Editor: Jeremy Telman
Oklahoma City University
School of Law

Wednesday, April 12, 2017

United Airlines and Unequal Bargaining Positions

It's by now common knowledge that United Airlines finally fessed up to its mistakes and promised not to use police to drag paying customers who held valid contracts and thus tickets with the airline off the planes anymore.  That seems like, uhm, a reasonable policy.

Now, as I have said before: when are we as a society going to wake up to and thus call for, yes, REGULATORY change in relation to the clearly dysfunctional contractual relationship between the few remaining American airlines and paying customers?  This recent debacle with the Asian doctor bloodied while being physically dragged away from a valid contractual situation (I know, I know, the airline had a right to oversell and so forth) shows the results of a clearly unequal bargaining position.

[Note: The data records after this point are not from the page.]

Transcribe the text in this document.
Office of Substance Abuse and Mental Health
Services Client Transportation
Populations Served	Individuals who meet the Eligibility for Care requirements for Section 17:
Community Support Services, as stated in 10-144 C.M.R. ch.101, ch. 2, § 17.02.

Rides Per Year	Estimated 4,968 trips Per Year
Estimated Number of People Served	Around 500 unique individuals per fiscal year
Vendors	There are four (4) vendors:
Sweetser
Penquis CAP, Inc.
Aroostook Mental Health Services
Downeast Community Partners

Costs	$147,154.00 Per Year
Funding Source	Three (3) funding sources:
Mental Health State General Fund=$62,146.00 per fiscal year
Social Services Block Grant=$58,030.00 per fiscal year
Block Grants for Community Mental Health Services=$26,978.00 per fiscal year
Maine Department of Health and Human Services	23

Let's call it what it is: unacceptable and abusively unequal commercial practice.  What, for example, if YOU want to change your ticket?  Good luck trying to do that unless you paid ten or so times what a regular ticket would be.  As I have also mentioned before: how about price gouging, or whatever we as attorneys may label the following: buying an airline ticket from point A to B in Europe with some low cost carriers will cost you very, very little.  Here, "low cost" carriers still charge you hundreds and hundreds of dollars.  I agree, the market place and capitalist system is better than the alternative, but it is far from perfect.  For what alternative do we have? Take the train? Drive?!  Right... in a country of this size, you just cannot reasonably do that.  

Or how about this: my elderly mother can fly to Los Angeles from Copenhagen and back on KLM/Delta Airlines for less than half of what I would have to pay on the VERY SAME AIRLINE, DATES, etc.   Yes, I've checked it.  Same route, you name it.  That's not "market forces," then, that's cheating customers because one can.

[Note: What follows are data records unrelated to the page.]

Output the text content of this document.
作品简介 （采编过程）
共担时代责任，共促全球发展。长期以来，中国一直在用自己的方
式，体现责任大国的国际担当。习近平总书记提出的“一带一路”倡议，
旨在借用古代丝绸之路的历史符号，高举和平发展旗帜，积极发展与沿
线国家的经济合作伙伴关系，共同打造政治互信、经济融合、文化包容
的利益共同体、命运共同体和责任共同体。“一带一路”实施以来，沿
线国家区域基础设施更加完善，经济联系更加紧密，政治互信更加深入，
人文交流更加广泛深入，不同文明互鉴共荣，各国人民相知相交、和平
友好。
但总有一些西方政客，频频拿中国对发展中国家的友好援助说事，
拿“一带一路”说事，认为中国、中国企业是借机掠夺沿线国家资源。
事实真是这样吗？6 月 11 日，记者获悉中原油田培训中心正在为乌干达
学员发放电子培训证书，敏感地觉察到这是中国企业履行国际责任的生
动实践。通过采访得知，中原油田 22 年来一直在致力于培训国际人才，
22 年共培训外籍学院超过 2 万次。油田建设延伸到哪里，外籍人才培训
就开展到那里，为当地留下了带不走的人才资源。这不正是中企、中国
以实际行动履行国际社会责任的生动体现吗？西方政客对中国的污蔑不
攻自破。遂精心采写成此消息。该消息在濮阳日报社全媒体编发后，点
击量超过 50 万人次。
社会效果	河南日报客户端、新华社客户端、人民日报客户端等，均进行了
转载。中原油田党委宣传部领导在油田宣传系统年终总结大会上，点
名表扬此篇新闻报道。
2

Airlines are great and provide a great and necessary service to many of us.  In fact, so necessary that they have, for all intents and purposes, become the "bus companies" or railroads of today.  Just as railroad companies and bus service providers were and are, to the best of my non-native knowledge, subject to quite some regulations, so would it not be unreasonable to look into the modern practices of airlines today.  Airlines around the world make a good living while facing quite a bit more regulation than American carriers do.  We are often being played for fools here.  We just put up with it too much.